Artigo Pec da Blindagem

A PEC da Blindagem e o preço da impunidade



Em meio ao turbilhão político que atravessa o Brasil, a chamada PEC da Blindagem surgiu como mais um golpe na já combalida confiança popular nas instituições. A proposta, aprovada com folga na Câmara e agora sob análise do Senado, estabelece que parlamentares só possam ser processados criminalmente mediante autorização de suas respectivas Casas. O detalhe adicional – a possibilidade de votação secreta – transforma o que deveria ser um instrumento de proteção democrática em uma fortaleza contra a justiça.

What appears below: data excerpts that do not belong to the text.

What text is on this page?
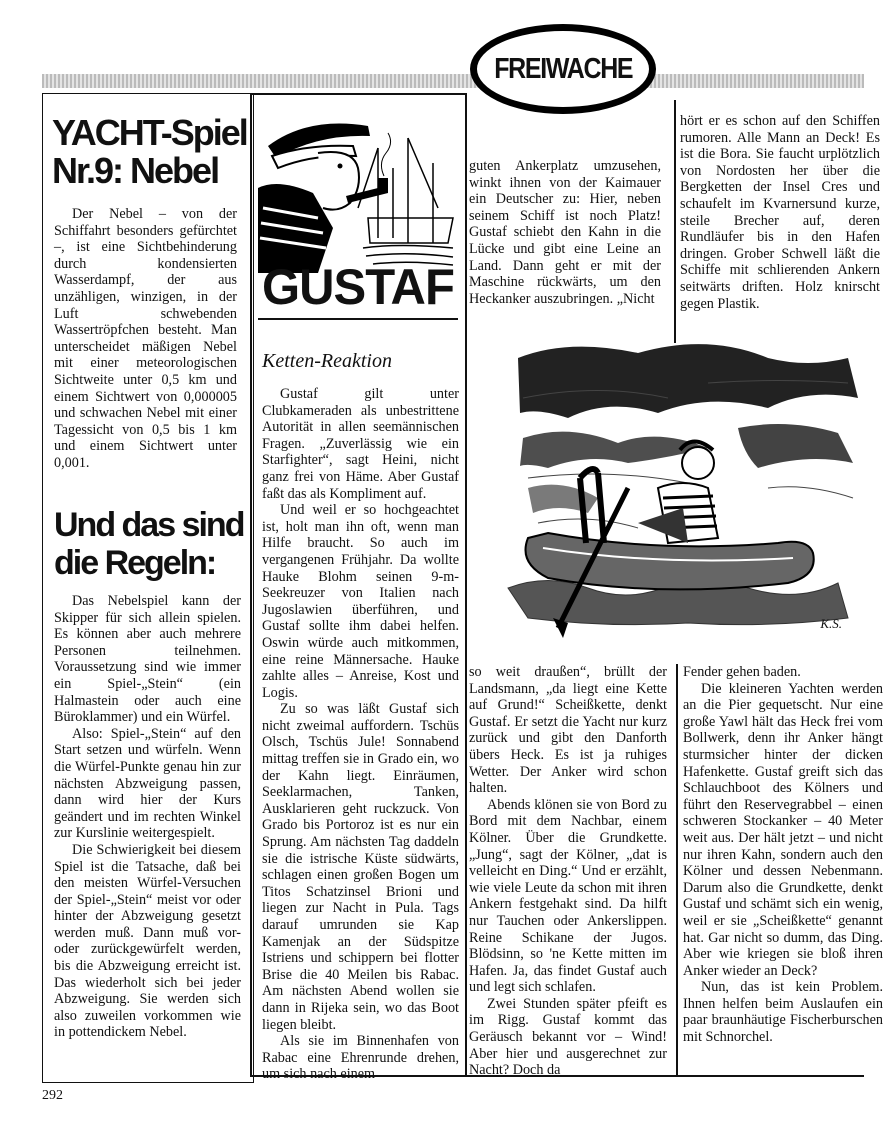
FREIWACHE
YACHT-Spiel Nr.9: Nebel

Der Nebel – von der Schiffahrt besonders gefürchtet –, ist eine Sichtbehinderung durch kondensierten Wasserdampf, der aus unzähligen, winzigen, in der Luft schwebenden Wassertröpfchen besteht. Man unterscheidet mäßigen Nebel mit einer meteorologischen Sichtweite unter 0,5 km und einem Sichtwert von 0,000005 und schwachen Nebel mit einer Tagessicht von 0,5 bis 1 km und einem Sichtwert unter 0,001.

Und das sind die Regeln:

Das Nebelspiel kann der Skipper für sich allein spielen. Es können aber auch mehrere Personen teilnehmen. Voraussetzung sind wie immer ein Spiel-„Stein“ (ein Halmastein oder auch eine Büroklammer) und ein Würfel.

Also: Spiel-„Stein“ auf den Start setzen und würfeln. Wenn die Würfel-Punkte genau hin zur nächsten Abzweigung passen, dann wird hier der Kurs geändert und im rechten Winkel zur Kurslinie weitergespielt.

Die Schwierigkeit bei diesem Spiel ist die Tatsache, daß bei den meisten Würfel-Versuchen der Spiel-„Stein“ meist vor oder hinter der Abzweigung gesetzt werden muß. Dann muß vor- oder zurückgewürfelt werden, bis die Abzweigung erreicht ist. Das wiederholt sich bei jeder Abzweigung. Sie werden sich also zuweilen vorkommen wie in pottendickem Nebel.

GUSTAF
Ketten-Reaktion

Gustaf gilt unter Clubkameraden als unbestrittene Autorität in allen seemännischen Fragen. „Zuverlässig wie ein Starfighter“, sagt Heini, nicht ganz frei von Häme. Aber Gustaf faßt das als Kompliment auf.

Und weil er so hochgeachtet ist, holt man ihn oft, wenn man Hilfe braucht. So auch im vergangenen Frühjahr. Da wollte Hauke Blohm seinen 9-m-Seekreuzer von Italien nach Jugoslawien überführen, und Gustaf sollte ihm dabei helfen. Oswin würde auch mitkommen, eine reine Männersache. Hauke zahlte alles – Anreise, Kost und Logis.

Zu so was läßt Gustaf sich nicht zweimal auffordern. Tschüs Olsch, Tschüs Jule! Sonnabend mittag treffen sie in Grado ein, wo der Kahn liegt. Einräumen, Seeklarmachen, Tanken, Ausklarieren geht ruckzuck. Von Grado bis Portoroz ist es nur ein Sprung. Am nächsten Tag daddeln sie die istrische Küste südwärts, schlagen einen großen Bogen um Titos Schatzinsel Brioni und liegen zur Nacht in Pula. Tags darauf umrunden sie Kap Kamenjak an der Südspitze Istriens und schippern bei flotter Brise die 40 Meilen bis Rabac. Am nächsten Abend wollen sie dann in Rijeka sein, wo das Boot liegen bleibt.

Als sie im Binnenhafen von Rabac eine Ehrenrunde drehen, um sich nach einem

guten Ankerplatz umzusehen, winkt ihnen von der Kaimauer ein Deutscher zu: Hier, neben seinem Schiff ist noch Platz! Gustaf schiebt den Kahn in die Lücke und gibt eine Leine an Land. Dann geht er mit der Maschine rückwärts, um den Heckanker auszubringen. „Nicht

hört er es schon auf den Schiffen rumoren. Alle Mann an Deck! Es ist die Bora. Sie faucht urplötzlich von Nordosten her über die Bergketten der Insel Cres und schaufelt im Kvarnersund kurze, steile Brecher auf, deren Rundläufer bis in den Hafen dringen. Grober Schwell läßt die Schiffe mit schlierenden Ankern seitwärts driften. Holz knirscht gegen Plastik.

K.S.

so weit draußen“, brüllt der Landsmann, „da liegt eine Kette auf Grund!“ Scheißkette, denkt Gustaf. Er setzt die Yacht nur kurz zurück und gibt den Danforth übers Heck. Es ist ja ruhiges Wetter. Der Anker wird schon halten.

Abends klönen sie von Bord zu Bord mit dem Nachbar, einem Kölner. Über die Grundkette. „Jung“, sagt der Kölner, „dat is velleicht en Ding.“ Und er erzählt, wie viele Leute da schon mit ihren Ankern festgehakt sind. Da hilft nur Tauchen oder Ankerslippen. Reine Schikane der Jugos. Blödsinn, so 'ne Kette mitten im Hafen. Ja, das findet Gustaf auch und legt sich schlafen.

Zwei Stunden später pfeift es im Rigg. Gustaf kommt das Geräusch bekannt vor – Wind! Aber hier und ausgerechnet zur Nacht? Doch da

Fender gehen baden.

Die kleineren Yachten werden an die Pier gequetscht. Nur eine große Yawl hält das Heck frei vom Bollwerk, denn ihr Anker hängt sturmsicher hinter der dicken Hafenkette. Gustaf greift sich das Schlauchboot des Kölners und führt den Reservegrabbel – einen schweren Stockanker – 40 Meter weit aus. Der hält jetzt – und nicht nur ihren Kahn, sondern auch den Kölner und dessen Nebenmann. Darum also die Grundkette, denkt Gustaf und schämt sich ein wenig, weil er sie „Scheißkette“ genannt hat. Gar nicht so dumm, das Ding. Aber wie kriegen sie bloß ihren Anker wieder an Deck?

Nun, das ist kein Problem. Ihnen helfen beim Auslaufen ein paar braunhäutige Fischerburschen mit Schnorchel.

292
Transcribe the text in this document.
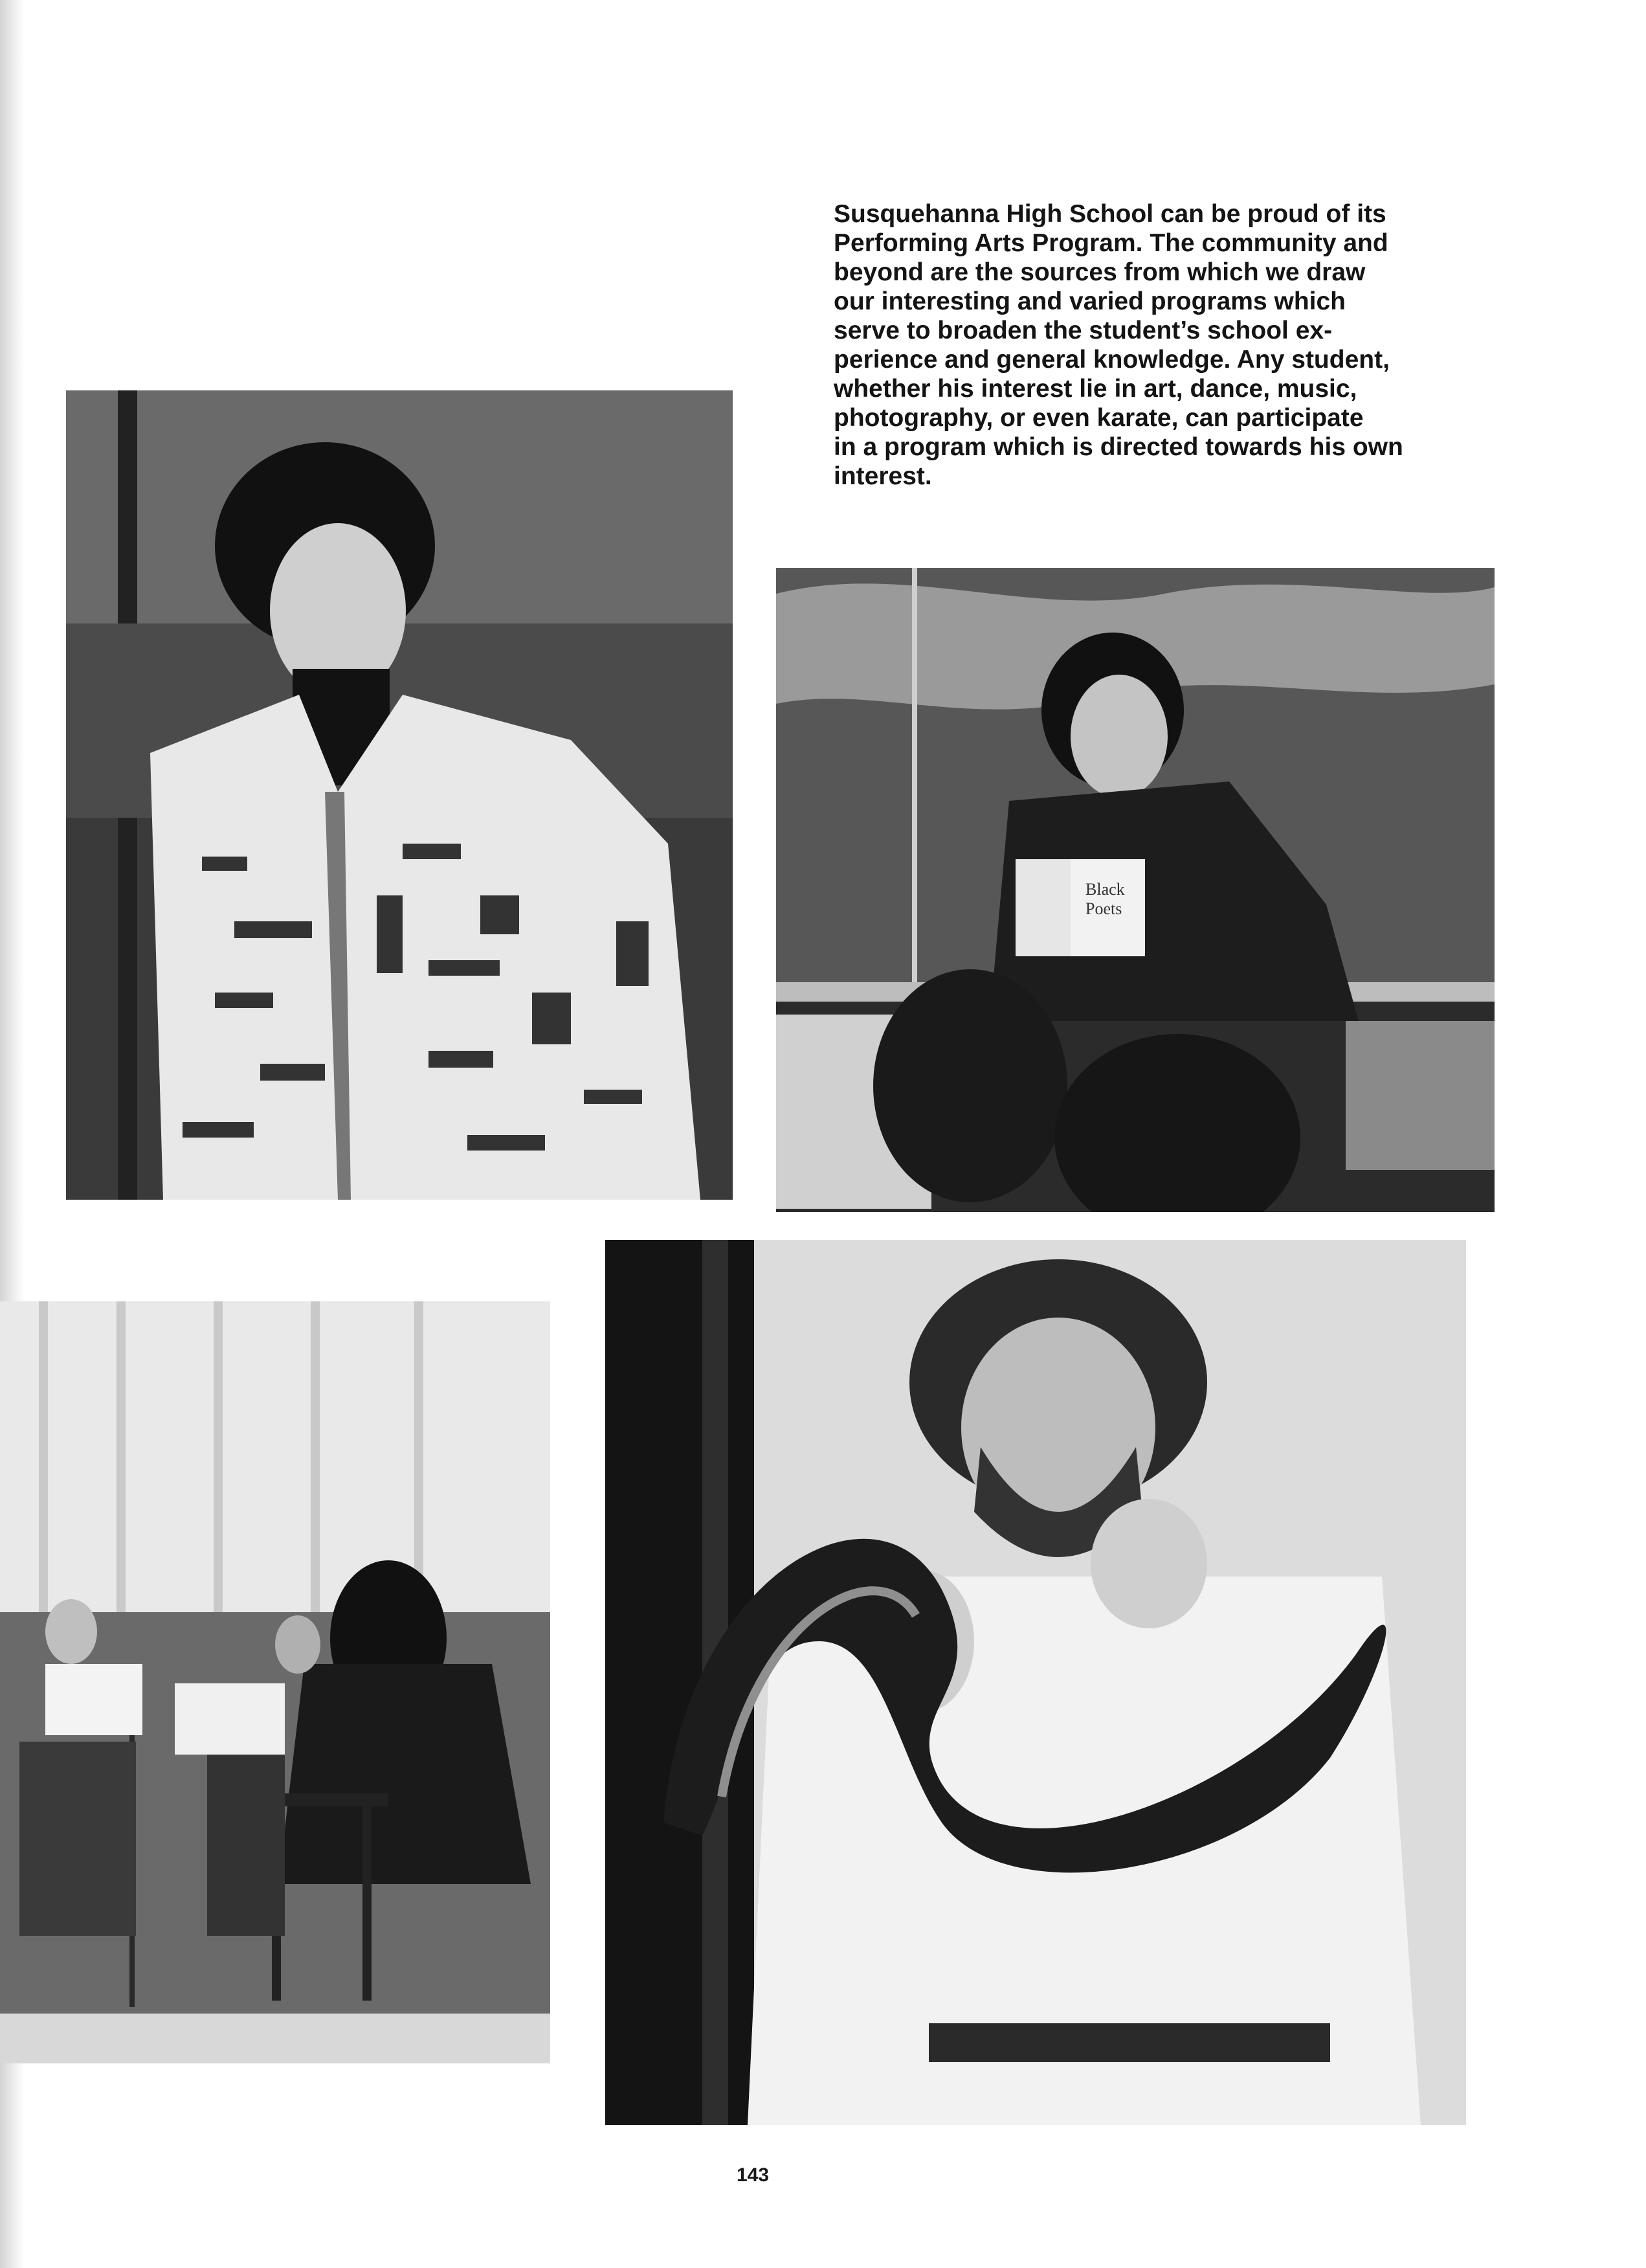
Susquehanna High School can be proud of its
Performing Arts Program. The community and
beyond are the sources from which we draw
our interesting and varied programs which
serve to broaden the student’s school ex-
perience and general knowledge. Any student,
whether his interest lie in art, dance, music,
photography, or even karate, can participate
in a program which is directed towards his own
interest.

Black
Poets
143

A justificativa oficial é antiga: proteger o mandato contra perseguições políticas. Na prática, abre-se a porta para algo mais grave — o retorno de um sistema em que deputados e senadores se tornam juízes de si mesmos, capazes de travar investigações antes mesmo que o Judiciário se pronuncie. É a velha fórmula da impunidade, agora repaginada em forma de emenda constitucional.





O que dizem outras democracias



Não se trata de ignorar que a imunidade parlamentar exista em outros países. Alemanha, Portugal, Grécia, União Europeia e até mesmo o Reino Unido possuem regimes de proteção aos seus legisladores. Mas há diferenças fundamentais:


  • Na Alemanha e em Portugal, o Parlamento precisa autorizar investigações, mas há regras claras, prazos definidos e, sobretudo, transparência pública.
  • Na União Europeia, os eurodeputados têm imunidade apenas para opiniões e votos; crimes comuns não podem ser blindados indefinidamente.
  • No Reino Unido, o privilégio é restrito ao exercício parlamentar: fora do Parlamento, o deputado é um cidadão como qualquer outro, sujeito às mesmas leis.



O contraste é evidente. Em vez de aperfeiçoar a imunidade para proteger a função legislativa, a PEC brasileira estende a blindagem até mesmo para crimes que nada têm a ver com a atividade parlamentar. É como trocar o colete de proteção por um escudo impenetrável, capaz de repelir até a lei.





O risco do voto secreto



Se já não bastasse, a PEC prevê que a decisão sobre levantar ou não a imunidade seja tomada em votação secreta. Aqui está talvez o elemento mais corrosivo: tira-se do eleitor a possibilidade de saber como seu representante se posiciona diante da ética e da legalidade. O Parlamento se transforma numa caixa-preta onde se decide quem pode e quem não pode ser processado, em negociações invisíveis ao olhar público.


É a consagração do corporativismo de bastidores, onde o cálculo político pesa mais que o compromisso com a sociedade. E nesse ambiente, a impunidade não é um acidente: é o resultado esperado.





Consequências previsíveis



Os efeitos de uma blindagem tão ampla já foram sentidos no Brasil. Entre 1988 e 2001, quando vigorava regra semelhante, centenas de pedidos de investigação foram engavetados. Não é preciso grande imaginação para prever que o filme se repetirá, agora em alta definição.


Mais grave ainda: ao colocar parlamentares acima da lei, a PEC mina o equilíbrio entre os poderes. O Legislativo deixa de ser fiscalizado e passa a ser fiscal de si mesmo, subvertendo o espírito republicano. O Judiciário perde força, o Executivo perde contrapeso, e a democracia perde credibilidade.





Um tributo invisível ao poder



Talvez a melhor forma de compreender a PEC da Blindagem seja vê-la como um tributo invisível pago pela sociedade. Não em dinheiro, mas em legitimidade e confiança. Enquanto cidadãos comuns enfrentam a lei sem privilégios, representantes eleitos criam para si um “seguro de impunidade”. É o oposto da igualdade republicana: em vez de reforçar a democracia, a enfraquece.





Conclusão



Imunidades parlamentares são necessárias — mas apenas quando delimitadas ao essencial: proteger discursos, votos e o livre exercício do mandato. Quando se expandem para cobrir crimes comuns, tornam-se um insulto à ideia de justiça. A PEC da Blindagem não é um escudo democrático; é uma muralha corporativa.


O Senado, agora diante da proposta, tem a chance de rejeitar não apenas uma emenda, mas uma visão de país onde leis valem para uns e não para outros. A história cobrará caro daqueles que escolherem a conveniência da impunidade sobre a integridade das instituições.